The SNP rs505922 detected in Caucasian GWAS is located in the first intron of ABO gene, which was associated with LAA stroke. This study identified two novel SNPs, rs8176668 and rs2073824, associated with LAA stroke. Rs8176668 and rs2073824 were located in the first and the sixth introns of ABO gene, respectively. Two SNPs identified in this study were novel to the one detected in Caucasian GWAS study, but they all located in the ABO gene. ABO gene is located on the distal long arm of chromosome 9 (9q34.1-q3.2) [20] and consists of seven exons and six introns spanning about 18–20 kb. ABO gene encodes a glycosyltransferase, which transfer monosaccharides to the cell-surface H antigens, and forms the antigenic structure of the ABO blood groups [21]. Several studies [22, 23] have showed that the ABO gene was involved in the development of coronary artery disease, thrombotic events, and hemorrhagic stroke. While introns do not encode protein, they play essential roles in mRNA process and transportation. Some introns are known to enhance the expression of genes which are involved in a process named as intron-mediated enhancement. We speculate that SNPs rs8176668 and rs2073824 may influence the nucleotide splicing process, result in various spliceosomes and reduce the protein product of ABO gene.

MDR is a powerful method for analyzing gene–gene interactions and has been widely used in several genetic association studies of complex diseases. So, this method is suitable for exploring the relationship between SNP–SNP interactions and risk of LAA stroke. However, no significant SNP-SNP interaction among these ten SNPs was observed.

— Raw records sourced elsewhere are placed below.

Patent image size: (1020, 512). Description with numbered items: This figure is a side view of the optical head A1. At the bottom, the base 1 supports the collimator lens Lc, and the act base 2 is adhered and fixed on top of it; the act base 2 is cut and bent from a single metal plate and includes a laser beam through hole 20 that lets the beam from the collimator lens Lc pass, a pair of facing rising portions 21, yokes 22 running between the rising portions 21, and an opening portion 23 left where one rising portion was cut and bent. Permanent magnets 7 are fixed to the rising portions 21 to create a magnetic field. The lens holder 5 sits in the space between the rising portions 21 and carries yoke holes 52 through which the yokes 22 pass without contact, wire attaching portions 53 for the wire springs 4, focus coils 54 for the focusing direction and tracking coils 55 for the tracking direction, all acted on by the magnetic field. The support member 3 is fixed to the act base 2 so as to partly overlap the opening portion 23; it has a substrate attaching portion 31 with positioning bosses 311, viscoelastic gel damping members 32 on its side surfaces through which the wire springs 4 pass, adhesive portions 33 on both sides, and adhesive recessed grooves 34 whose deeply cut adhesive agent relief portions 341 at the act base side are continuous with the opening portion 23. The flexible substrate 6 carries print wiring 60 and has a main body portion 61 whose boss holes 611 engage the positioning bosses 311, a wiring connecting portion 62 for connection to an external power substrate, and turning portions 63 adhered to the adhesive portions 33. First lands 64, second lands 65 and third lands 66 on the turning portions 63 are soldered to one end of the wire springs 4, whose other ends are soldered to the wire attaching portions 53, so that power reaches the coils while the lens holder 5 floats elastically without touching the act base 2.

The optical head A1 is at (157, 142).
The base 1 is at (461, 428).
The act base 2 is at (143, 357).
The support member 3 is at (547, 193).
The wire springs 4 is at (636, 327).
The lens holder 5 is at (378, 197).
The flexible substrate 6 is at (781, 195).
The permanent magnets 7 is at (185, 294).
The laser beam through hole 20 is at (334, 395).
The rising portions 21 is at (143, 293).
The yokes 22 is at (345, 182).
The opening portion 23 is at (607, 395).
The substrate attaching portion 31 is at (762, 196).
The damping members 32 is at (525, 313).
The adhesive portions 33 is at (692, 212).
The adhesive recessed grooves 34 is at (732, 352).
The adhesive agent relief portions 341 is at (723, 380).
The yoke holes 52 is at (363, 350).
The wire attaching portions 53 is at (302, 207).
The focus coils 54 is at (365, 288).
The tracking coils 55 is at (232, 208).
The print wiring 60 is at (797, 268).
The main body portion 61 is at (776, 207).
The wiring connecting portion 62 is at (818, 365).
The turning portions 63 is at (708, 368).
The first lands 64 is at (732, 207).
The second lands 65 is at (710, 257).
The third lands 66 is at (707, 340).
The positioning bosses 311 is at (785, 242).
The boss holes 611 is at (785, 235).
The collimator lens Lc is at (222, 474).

This study has limitations that need to be considered when interpreting the results. First, the cases and controls were recruited from hospitals, which might result in potential selection bias. Second, we provided evidence for association between ABO gene polymorphisms and risk of LAA stroke, but the underlying molecular mechanisms are still unknown, and need to be determined by cell or animal studies in future. Furthermore, we did not exclude residents with family history of cardiovascular disease or stroke in control selection, which might introduce extra bias. The controls with family history of cardiovascular disease may have higher frequencies of genotypes associated with cardiovascular disease. Therefore, exclude those controls with family history of cardiovascular disease may decrease the likelihood of type II error (false negative).

In conclusion, rs8176668 and rs2073824 in ABO gene may be associated with LAA stroke in the Chinese Han population, which may be used as candidate biomarkers for LAA stroke susceptibility screening. However, the molecular mechanism by which the ABO gene influenced LAA stroke risk warrant further study.